By pooling resources, faculties and Information Technology now share a part-time resource to work on initiatives that can offer administrative optimizations and productivity improvements. The first initiative was to streamline pay verification.
Every month, in nearly every faculty and service, an employee devotes hours upon hours performing a manual verification of pay, many times using makeshift solutions like spreadsheets or personal databases. There were ways to streamline and automate this process; Senior Systems Manager (Faculty of Social Sciences), Sylvain Léonard, had already created a tool to bridge the pay verification gap at the Faculty of Social Sciences. Through some coordination and coding, the tool was adapted to work for all the faculties – a new Application Programming Interface (API) could feed information into this tool thereby eliminating the need for manual intervention.
In 2020, there were 24 pay periods. The manual verification of pay can take between a half- or full day for each pay period, per faculty. The equivalent of at least 120 to 240 days of manual work. Introducing productivity improvements provides operational efficiencies and improves the quality of verifications.

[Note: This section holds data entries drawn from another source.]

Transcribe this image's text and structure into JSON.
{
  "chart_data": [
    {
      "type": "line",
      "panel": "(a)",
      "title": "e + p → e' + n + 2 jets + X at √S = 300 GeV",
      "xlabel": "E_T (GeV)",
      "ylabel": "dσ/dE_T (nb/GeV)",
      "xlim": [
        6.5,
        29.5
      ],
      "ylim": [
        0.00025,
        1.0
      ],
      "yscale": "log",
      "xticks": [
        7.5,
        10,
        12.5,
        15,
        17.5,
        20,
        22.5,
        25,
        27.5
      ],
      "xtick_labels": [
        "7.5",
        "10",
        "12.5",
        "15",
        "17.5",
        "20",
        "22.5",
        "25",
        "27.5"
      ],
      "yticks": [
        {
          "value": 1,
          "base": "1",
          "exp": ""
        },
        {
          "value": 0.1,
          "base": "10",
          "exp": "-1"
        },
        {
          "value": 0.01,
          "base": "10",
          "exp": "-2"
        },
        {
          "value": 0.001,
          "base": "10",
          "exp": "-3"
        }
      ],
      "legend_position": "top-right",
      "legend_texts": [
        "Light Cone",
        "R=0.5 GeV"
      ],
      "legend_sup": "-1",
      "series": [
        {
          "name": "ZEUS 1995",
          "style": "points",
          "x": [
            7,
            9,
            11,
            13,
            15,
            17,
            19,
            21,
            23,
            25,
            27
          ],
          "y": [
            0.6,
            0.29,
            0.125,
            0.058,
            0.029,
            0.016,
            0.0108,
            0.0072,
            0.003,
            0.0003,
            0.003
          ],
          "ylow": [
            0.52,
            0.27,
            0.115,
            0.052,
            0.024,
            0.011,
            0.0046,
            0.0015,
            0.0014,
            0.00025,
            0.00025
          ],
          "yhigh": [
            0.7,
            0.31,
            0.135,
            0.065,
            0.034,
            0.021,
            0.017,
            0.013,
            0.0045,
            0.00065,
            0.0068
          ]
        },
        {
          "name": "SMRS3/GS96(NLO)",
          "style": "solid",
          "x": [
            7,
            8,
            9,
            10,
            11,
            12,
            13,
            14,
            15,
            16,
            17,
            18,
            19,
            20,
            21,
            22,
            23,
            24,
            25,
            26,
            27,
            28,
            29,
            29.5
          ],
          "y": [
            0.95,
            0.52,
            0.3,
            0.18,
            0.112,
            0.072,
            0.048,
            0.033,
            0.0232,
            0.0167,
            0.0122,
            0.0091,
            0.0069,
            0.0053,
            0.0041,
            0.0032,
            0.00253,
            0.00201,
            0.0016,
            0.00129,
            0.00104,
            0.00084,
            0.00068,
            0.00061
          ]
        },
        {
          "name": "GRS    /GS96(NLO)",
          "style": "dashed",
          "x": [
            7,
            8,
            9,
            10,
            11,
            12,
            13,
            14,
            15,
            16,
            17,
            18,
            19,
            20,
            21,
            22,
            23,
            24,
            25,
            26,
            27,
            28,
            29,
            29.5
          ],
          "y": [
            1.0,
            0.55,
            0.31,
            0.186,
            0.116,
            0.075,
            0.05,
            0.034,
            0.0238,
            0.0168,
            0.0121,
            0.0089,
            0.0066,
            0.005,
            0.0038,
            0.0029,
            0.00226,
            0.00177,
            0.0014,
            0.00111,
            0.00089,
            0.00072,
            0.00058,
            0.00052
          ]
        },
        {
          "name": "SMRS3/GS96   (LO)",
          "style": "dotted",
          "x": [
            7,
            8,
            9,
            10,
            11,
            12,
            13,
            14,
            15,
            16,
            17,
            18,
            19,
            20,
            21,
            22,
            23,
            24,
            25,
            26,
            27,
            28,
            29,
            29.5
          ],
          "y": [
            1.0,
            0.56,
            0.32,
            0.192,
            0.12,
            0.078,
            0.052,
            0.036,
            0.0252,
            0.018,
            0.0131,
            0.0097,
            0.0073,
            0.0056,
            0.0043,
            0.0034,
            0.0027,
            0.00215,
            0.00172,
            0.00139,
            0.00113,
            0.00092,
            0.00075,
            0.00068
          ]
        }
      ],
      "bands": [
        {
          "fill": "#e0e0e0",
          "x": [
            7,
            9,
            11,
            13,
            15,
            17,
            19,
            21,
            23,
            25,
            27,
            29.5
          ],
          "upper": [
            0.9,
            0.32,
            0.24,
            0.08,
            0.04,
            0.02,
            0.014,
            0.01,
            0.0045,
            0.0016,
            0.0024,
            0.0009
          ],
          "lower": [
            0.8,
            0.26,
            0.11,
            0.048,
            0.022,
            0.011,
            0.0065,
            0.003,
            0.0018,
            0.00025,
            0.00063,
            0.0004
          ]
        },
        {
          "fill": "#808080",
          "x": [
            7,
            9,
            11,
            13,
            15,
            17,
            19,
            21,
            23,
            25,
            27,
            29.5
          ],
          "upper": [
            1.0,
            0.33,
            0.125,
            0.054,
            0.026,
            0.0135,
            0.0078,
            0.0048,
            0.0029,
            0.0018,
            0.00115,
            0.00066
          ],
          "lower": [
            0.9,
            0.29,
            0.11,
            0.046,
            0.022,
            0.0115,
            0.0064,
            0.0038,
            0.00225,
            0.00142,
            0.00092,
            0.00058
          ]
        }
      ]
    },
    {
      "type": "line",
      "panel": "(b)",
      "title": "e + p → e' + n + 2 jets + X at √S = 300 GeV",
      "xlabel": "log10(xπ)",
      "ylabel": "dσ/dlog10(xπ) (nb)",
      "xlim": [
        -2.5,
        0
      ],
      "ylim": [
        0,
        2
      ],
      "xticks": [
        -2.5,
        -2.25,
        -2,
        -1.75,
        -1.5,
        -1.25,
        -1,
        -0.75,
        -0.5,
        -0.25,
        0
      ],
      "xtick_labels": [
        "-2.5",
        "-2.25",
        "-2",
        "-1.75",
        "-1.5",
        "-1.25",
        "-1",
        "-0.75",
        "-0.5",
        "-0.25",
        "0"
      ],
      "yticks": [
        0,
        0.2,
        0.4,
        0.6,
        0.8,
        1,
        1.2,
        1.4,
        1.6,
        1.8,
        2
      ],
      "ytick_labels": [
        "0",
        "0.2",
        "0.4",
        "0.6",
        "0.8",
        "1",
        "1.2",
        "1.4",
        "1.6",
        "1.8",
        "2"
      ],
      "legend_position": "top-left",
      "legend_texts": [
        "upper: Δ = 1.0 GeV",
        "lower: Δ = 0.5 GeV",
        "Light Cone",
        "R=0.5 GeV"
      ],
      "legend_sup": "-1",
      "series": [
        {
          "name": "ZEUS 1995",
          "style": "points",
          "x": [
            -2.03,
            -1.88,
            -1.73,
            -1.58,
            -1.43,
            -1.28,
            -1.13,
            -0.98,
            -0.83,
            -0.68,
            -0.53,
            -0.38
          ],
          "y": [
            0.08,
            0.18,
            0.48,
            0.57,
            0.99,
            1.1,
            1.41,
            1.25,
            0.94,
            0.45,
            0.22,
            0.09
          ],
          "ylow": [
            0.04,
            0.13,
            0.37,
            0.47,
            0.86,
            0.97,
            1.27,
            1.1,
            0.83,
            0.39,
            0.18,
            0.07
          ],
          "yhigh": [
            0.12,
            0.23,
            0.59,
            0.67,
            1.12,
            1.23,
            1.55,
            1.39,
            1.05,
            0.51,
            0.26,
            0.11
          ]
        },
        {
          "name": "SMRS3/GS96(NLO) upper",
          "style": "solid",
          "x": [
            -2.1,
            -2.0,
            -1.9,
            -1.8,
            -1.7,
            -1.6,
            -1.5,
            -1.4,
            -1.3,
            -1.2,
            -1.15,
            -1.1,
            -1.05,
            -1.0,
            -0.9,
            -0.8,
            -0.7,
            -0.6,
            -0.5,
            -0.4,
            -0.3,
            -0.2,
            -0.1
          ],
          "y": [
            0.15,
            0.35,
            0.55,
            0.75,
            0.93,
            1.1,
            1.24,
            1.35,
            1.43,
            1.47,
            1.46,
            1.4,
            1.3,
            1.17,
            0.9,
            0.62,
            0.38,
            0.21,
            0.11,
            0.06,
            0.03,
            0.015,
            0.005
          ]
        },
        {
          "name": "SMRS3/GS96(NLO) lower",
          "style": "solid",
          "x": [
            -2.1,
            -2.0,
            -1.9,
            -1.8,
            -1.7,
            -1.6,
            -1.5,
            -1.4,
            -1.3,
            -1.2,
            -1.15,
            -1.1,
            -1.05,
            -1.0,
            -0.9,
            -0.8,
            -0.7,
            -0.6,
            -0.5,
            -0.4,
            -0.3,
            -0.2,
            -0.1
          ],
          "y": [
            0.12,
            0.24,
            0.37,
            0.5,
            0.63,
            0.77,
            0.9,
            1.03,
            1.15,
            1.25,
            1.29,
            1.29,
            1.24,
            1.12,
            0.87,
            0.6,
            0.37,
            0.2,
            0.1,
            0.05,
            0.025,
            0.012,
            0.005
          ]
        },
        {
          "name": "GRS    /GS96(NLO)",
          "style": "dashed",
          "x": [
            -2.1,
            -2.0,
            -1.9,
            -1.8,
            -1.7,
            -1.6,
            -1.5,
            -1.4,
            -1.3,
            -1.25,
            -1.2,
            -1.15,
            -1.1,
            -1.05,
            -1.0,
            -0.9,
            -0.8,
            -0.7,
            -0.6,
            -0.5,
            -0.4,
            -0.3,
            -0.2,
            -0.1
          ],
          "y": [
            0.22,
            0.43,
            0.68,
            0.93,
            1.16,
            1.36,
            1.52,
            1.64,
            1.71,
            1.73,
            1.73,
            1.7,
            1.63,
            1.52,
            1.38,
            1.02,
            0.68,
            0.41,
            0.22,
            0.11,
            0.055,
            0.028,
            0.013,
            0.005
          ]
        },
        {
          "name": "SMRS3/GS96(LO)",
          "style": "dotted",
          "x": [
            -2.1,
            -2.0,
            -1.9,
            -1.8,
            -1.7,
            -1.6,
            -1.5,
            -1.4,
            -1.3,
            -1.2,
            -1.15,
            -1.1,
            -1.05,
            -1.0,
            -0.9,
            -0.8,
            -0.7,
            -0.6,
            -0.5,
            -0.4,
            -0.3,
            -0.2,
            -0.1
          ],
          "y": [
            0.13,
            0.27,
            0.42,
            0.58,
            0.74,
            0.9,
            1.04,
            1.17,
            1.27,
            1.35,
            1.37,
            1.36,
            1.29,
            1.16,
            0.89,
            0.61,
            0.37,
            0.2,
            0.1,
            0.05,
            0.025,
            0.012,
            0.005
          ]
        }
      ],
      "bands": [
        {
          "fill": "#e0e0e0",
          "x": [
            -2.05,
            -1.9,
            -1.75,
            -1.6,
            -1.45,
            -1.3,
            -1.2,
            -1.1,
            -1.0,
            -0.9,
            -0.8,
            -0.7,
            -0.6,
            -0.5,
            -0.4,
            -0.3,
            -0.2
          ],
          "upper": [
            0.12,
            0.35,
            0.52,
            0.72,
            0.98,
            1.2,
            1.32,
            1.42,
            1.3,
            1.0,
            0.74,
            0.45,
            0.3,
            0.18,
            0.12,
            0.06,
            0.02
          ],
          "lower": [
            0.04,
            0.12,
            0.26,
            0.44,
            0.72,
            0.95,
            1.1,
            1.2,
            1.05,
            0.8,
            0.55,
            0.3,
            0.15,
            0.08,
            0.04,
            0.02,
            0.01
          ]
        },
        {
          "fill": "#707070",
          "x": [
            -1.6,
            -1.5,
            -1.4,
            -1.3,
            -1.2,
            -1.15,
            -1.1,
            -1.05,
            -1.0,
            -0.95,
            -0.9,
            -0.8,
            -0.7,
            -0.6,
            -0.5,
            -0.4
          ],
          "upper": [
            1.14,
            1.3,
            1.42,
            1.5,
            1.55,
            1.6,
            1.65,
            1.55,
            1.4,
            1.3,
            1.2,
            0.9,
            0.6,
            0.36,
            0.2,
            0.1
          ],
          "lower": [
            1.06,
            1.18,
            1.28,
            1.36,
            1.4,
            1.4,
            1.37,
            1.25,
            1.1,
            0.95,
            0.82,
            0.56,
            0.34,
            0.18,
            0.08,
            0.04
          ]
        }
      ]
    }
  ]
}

By working together, the IT community is delivering administrative efficiencies with greater agility. A pilot project has already begun with Telfer School of Management and the Faculty of Health Sciences, after which, the tool will be rolled out to other faculties. As the project progresses, system requirements continue to be identified and added to the requirements for the tool. The opportunities to introduce improvements abound thanks to available resources and collaboration, as Patrick explains it, “It’s an opportunity for change to challenge the status quo.”